The last major reform of our court structure was the creation of a Supreme Court by the Supreme Court Act 2003. Consistent with that act's constitutional significance Parliament included explicit commitments to the rule of law and parliamentary sovereignty. Those commitments were added by the then justice and electoral committee after extensive consultation and deliberation.
Those commitments, and a reference to the Treaty of Waitangi, were dropped in the first draft of the current bill. Submitters queried this odd omission at the select committee stage, but the committee did not re-insert the 2003 act's provisions, and in its seven-page report provided no explanation for not doing so.

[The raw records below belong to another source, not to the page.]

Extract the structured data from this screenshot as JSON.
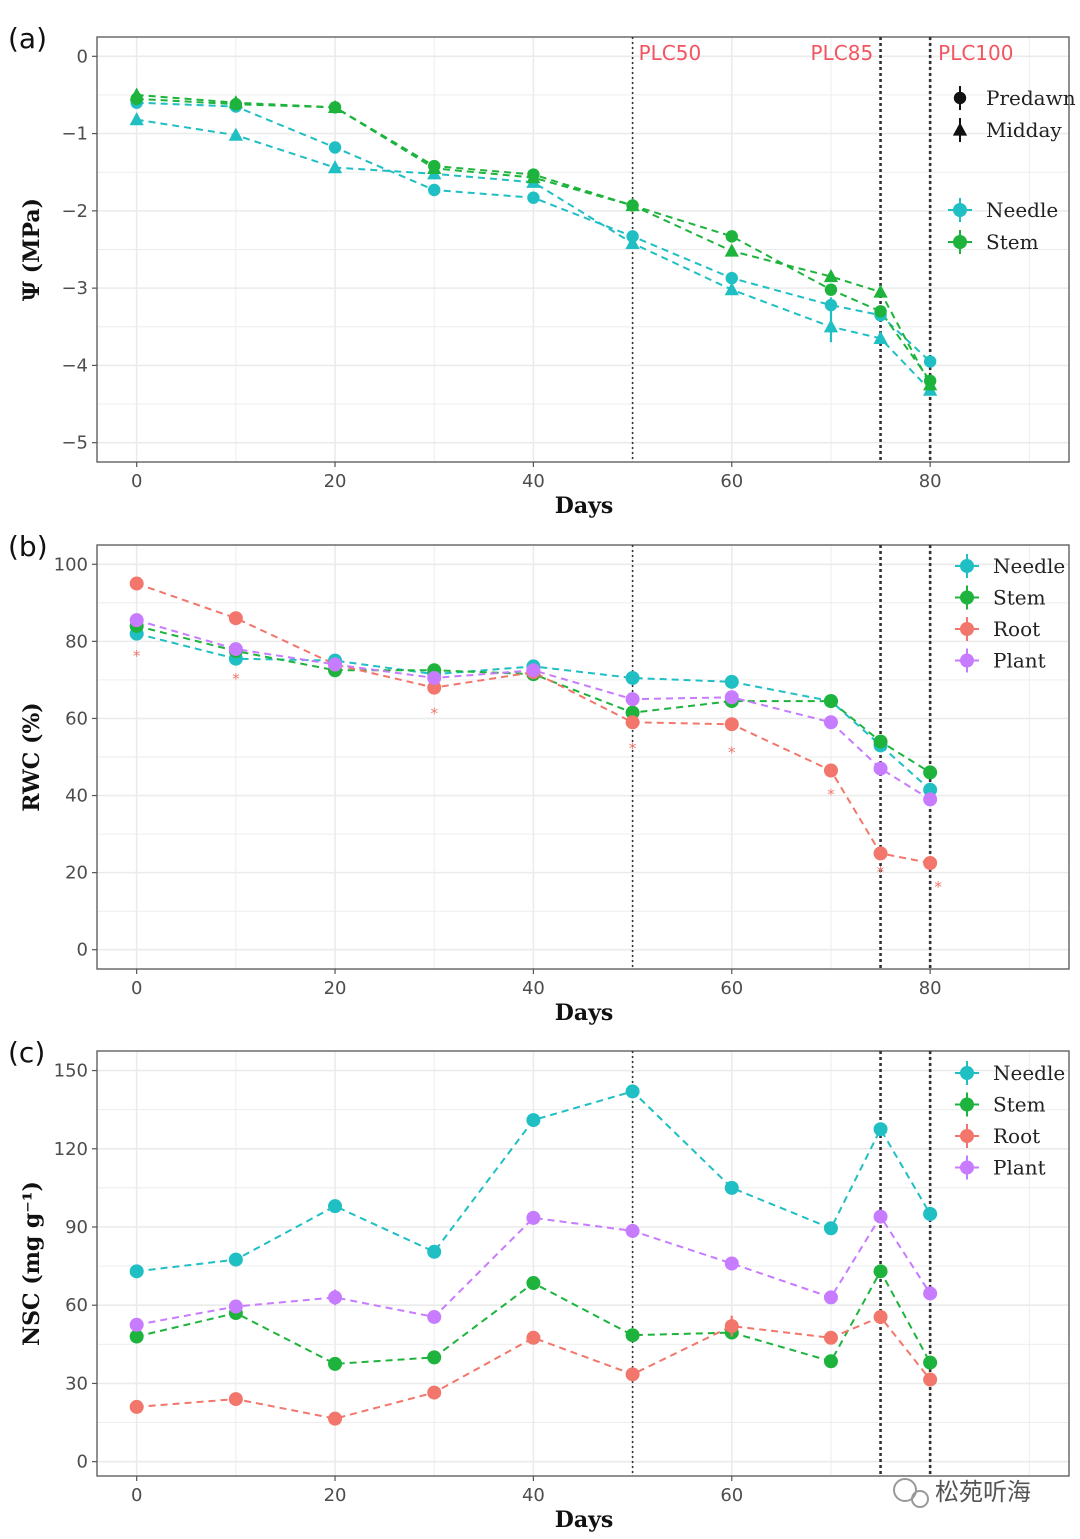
{
  "watermark": "松苑听海",
  "colors": {
    "needle": "#1fbfc4",
    "stem": "#1db33c",
    "root": "#f2766b",
    "plant": "#c77cff",
    "plc": "#f25560",
    "frame": "#555555",
    "grid": "#ebebeb"
  },
  "chart_data": [
    {
      "panel_label": "(a)",
      "type": "line",
      "xlabel": "Days",
      "ylabel": "Ψ (MPa)",
      "xlim": [
        -4,
        94
      ],
      "ylim": [
        -5.25,
        0.25
      ],
      "xticks": [
        0,
        20,
        40,
        60,
        80
      ],
      "xtick_labels": [
        "0",
        "20",
        "40",
        "60",
        "80"
      ],
      "yticks": [
        0,
        -1,
        -2,
        -3,
        -4,
        -5
      ],
      "ytick_labels": [
        "0",
        "−1",
        "−2",
        "−3",
        "−4",
        "−5"
      ],
      "vlines": [
        {
          "x": 50,
          "label": "PLC50"
        },
        {
          "x": 75,
          "label": "PLC85"
        },
        {
          "x": 80,
          "label": "PLC100"
        }
      ],
      "legend": {
        "shape_title": [
          {
            "label": "Predawn",
            "shape": "circle"
          },
          {
            "label": "Midday",
            "shape": "triangle"
          }
        ],
        "color_title": [
          {
            "label": "Needle",
            "color": "#1fbfc4"
          },
          {
            "label": "Stem",
            "color": "#1db33c"
          }
        ]
      },
      "series": [
        {
          "name": "Needle Predawn",
          "color": "#1fbfc4",
          "shape": "circle",
          "x": [
            0,
            10,
            20,
            30,
            40,
            50,
            60,
            70,
            75,
            80
          ],
          "values": [
            -0.6,
            -0.65,
            -1.18,
            -1.73,
            -1.83,
            -2.33,
            -2.87,
            -3.22,
            -3.35,
            -3.95
          ],
          "err": [
            0,
            0,
            0,
            0,
            0,
            0,
            0.08,
            0.1,
            0,
            0.06
          ]
        },
        {
          "name": "Needle Midday",
          "color": "#1fbfc4",
          "shape": "triangle",
          "x": [
            0,
            10,
            20,
            30,
            40,
            50,
            60,
            70,
            75,
            80
          ],
          "values": [
            -0.82,
            -1.02,
            -1.44,
            -1.52,
            -1.63,
            -2.42,
            -3.02,
            -3.5,
            -3.65,
            -4.32
          ],
          "err": [
            0,
            0,
            0,
            0,
            0,
            0.05,
            0.06,
            0.2,
            0,
            0.05
          ]
        },
        {
          "name": "Stem Predawn",
          "color": "#1db33c",
          "shape": "circle",
          "x": [
            0,
            10,
            20,
            30,
            40,
            50,
            60,
            70,
            75,
            80
          ],
          "values": [
            -0.55,
            -0.62,
            -0.66,
            -1.42,
            -1.53,
            -1.93,
            -2.33,
            -3.02,
            -3.3,
            -4.2
          ],
          "err": [
            0,
            0,
            0,
            0,
            0,
            0,
            0,
            0,
            0.06,
            0
          ]
        },
        {
          "name": "Stem Midday",
          "color": "#1db33c",
          "shape": "triangle",
          "x": [
            0,
            10,
            20,
            30,
            40,
            50,
            60,
            70,
            75,
            80
          ],
          "values": [
            -0.5,
            -0.6,
            -0.66,
            -1.45,
            -1.57,
            -1.93,
            -2.52,
            -2.85,
            -3.05,
            -4.25
          ],
          "err": [
            0,
            0,
            0,
            0,
            0,
            0,
            0,
            0,
            0,
            0.06
          ]
        }
      ]
    },
    {
      "panel_label": "(b)",
      "type": "line",
      "xlabel": "Days",
      "ylabel": "RWC (%)",
      "xlim": [
        -4,
        94
      ],
      "ylim": [
        -5,
        105
      ],
      "xticks": [
        0,
        20,
        40,
        60,
        80
      ],
      "xtick_labels": [
        "0",
        "20",
        "40",
        "60",
        "80"
      ],
      "yticks": [
        0,
        20,
        40,
        60,
        80,
        100
      ],
      "ytick_labels": [
        "0",
        "20",
        "40",
        "60",
        "80",
        "100"
      ],
      "vlines": [
        {
          "x": 50
        },
        {
          "x": 75
        },
        {
          "x": 80
        }
      ],
      "legend": [
        {
          "label": "Needle",
          "color": "#1fbfc4"
        },
        {
          "label": "Stem",
          "color": "#1db33c"
        },
        {
          "label": "Root",
          "color": "#f2766b"
        },
        {
          "label": "Plant",
          "color": "#c77cff"
        }
      ],
      "annotations": [
        {
          "text": "*",
          "x": 0,
          "y": 77
        },
        {
          "text": "*",
          "x": 10,
          "y": 71
        },
        {
          "text": "*",
          "x": 30,
          "y": 62
        },
        {
          "text": "*",
          "x": 50,
          "y": 53
        },
        {
          "text": "*",
          "x": 60,
          "y": 52
        },
        {
          "text": "*",
          "x": 70,
          "y": 41
        },
        {
          "text": "*",
          "x": 75,
          "y": 21
        },
        {
          "text": "*",
          "x": 80,
          "y": 17
        }
      ],
      "series": [
        {
          "name": "Needle",
          "color": "#1fbfc4",
          "x": [
            0,
            10,
            20,
            30,
            40,
            50,
            60,
            70,
            75,
            80
          ],
          "values": [
            82,
            75.5,
            75,
            71.5,
            73.5,
            70.5,
            69.5,
            64.5,
            53,
            41.5
          ]
        },
        {
          "name": "Stem",
          "color": "#1db33c",
          "x": [
            0,
            10,
            20,
            30,
            40,
            50,
            60,
            70,
            75,
            80
          ],
          "values": [
            84,
            77.5,
            72.5,
            72.5,
            71.5,
            61.5,
            64.5,
            64.5,
            54,
            46
          ]
        },
        {
          "name": "Root",
          "color": "#f2766b",
          "x": [
            0,
            10,
            20,
            30,
            40,
            50,
            60,
            70,
            75,
            80
          ],
          "values": [
            95,
            86,
            74,
            68,
            72,
            59,
            58.5,
            46.5,
            25,
            22.5
          ]
        },
        {
          "name": "Plant",
          "color": "#c77cff",
          "x": [
            0,
            10,
            20,
            30,
            40,
            50,
            60,
            70,
            75,
            80
          ],
          "values": [
            85.5,
            78,
            74,
            70.5,
            72.5,
            65,
            65.5,
            59,
            47,
            39
          ]
        }
      ]
    },
    {
      "panel_label": "(c)",
      "type": "line",
      "xlabel": "Days",
      "ylabel": "NSC (mg g⁻¹)",
      "xlim": [
        -4,
        94
      ],
      "ylim": [
        -5.5,
        157.5
      ],
      "xticks": [
        0,
        20,
        40,
        60
      ],
      "xtick_labels": [
        "0",
        "20",
        "40",
        "60"
      ],
      "yticks": [
        0,
        30,
        60,
        90,
        120,
        150
      ],
      "ytick_labels": [
        "0",
        "30",
        "60",
        "90",
        "120",
        "150"
      ],
      "vlines": [
        {
          "x": 50
        },
        {
          "x": 75
        },
        {
          "x": 80
        }
      ],
      "legend": [
        {
          "label": "Needle",
          "color": "#1fbfc4"
        },
        {
          "label": "Stem",
          "color": "#1db33c"
        },
        {
          "label": "Root",
          "color": "#f2766b"
        },
        {
          "label": "Plant",
          "color": "#c77cff"
        }
      ],
      "series": [
        {
          "name": "Needle",
          "color": "#1fbfc4",
          "x": [
            0,
            10,
            20,
            30,
            40,
            50,
            60,
            70,
            75,
            80
          ],
          "values": [
            73,
            77.5,
            98,
            80.5,
            131,
            142,
            105,
            89.5,
            127.5,
            95
          ],
          "err": [
            0,
            0,
            0,
            0,
            0,
            1.5,
            0,
            0,
            0,
            0
          ]
        },
        {
          "name": "Stem",
          "color": "#1db33c",
          "x": [
            0,
            10,
            20,
            30,
            40,
            50,
            60,
            70,
            75,
            80
          ],
          "values": [
            48,
            57,
            37.5,
            40,
            68.5,
            48.5,
            49.5,
            38.5,
            73,
            38
          ],
          "err": [
            0,
            0,
            0,
            0,
            0,
            0,
            0,
            0,
            0,
            0
          ]
        },
        {
          "name": "Root",
          "color": "#f2766b",
          "x": [
            0,
            10,
            20,
            30,
            40,
            50,
            60,
            70,
            75,
            80
          ],
          "values": [
            21,
            24,
            16.5,
            26.5,
            47.5,
            33.5,
            52,
            47.5,
            55.5,
            31.5
          ],
          "err": [
            0,
            0,
            0,
            0,
            0,
            0,
            4,
            0,
            0,
            0
          ]
        },
        {
          "name": "Plant",
          "color": "#c77cff",
          "x": [
            0,
            10,
            20,
            30,
            40,
            50,
            60,
            70,
            75,
            80
          ],
          "values": [
            52.5,
            59.5,
            63,
            55.5,
            93.5,
            88.5,
            76,
            63,
            94,
            64.5
          ],
          "err": [
            0,
            0,
            3,
            0,
            0,
            0,
            0,
            0,
            2,
            0
          ]
        }
      ]
    }
  ]
}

This is mystifying. Why is New Zealand in 2015 shy of restating in legislative form a commitment to these constitutional fundamentals? Minister of Justice Amy Adams' curious explanation given in the second reading debate was that such provisions are constitutional in nature and therefore do not belong in this legislation.
She is right, they are constitutional in nature, but then this is a constitutional bill. The idea that the laws setting up a nation's courts are not constitutional would raise eyebrows in any other democratic country. In fact New Zealand is alone with the United Kingdom in not having the courts listed in an entrenched, codified constitution. And, if the commitments were appropriate in the Supreme Court Act, why are they not appropriate in the bill replacing that act?
This leads me to a related major concern about the bill - the failure to provide proper constitutional protection of the courts, at least on a par with the protections in the Electoral Act for regular elections (the requirement for regular free elections is essentially entrenched, with the core provisions requiring a 75 per cent majority or referendum approval before they can be modified or removed).
In my written and oral submissions, I made the case for giving an independent judiciary a similar level of protection. Regular free elections and an independent and impartial judiciary are two pillars of New Zealand democracy - Parliament has a chance in this act to make that clear.
My last point relates to the compulsory retirement age for judges of 70. Apart from being unjustified discrimination on the basis of age it is a terrible waste of a scarce resource: good judicial minds.
As life expectancies continue to rise, entirely able judges face a legislatively dictated sentence of senility on their 70th birthday. A first step would be to raise the age to 75, or to remove the retirement requirement entirely. There are more rational ways to deal with the possibility of judges needing to leave the bench for medical reasons than simply requiring all to retire at 70 regardless of health.
While this quietly important bill may not make front page news, it touches on institutions - the courts - of importance to us all. There remains time for Parliament to amend it to stand with credit for a further 100 years.
Dr Richard Cornes is a New Zealand-trained lawyer at England's Essex University and a visiting fellow at Otago University's Centre for Legal Issues. The bill is to reach committee stage today.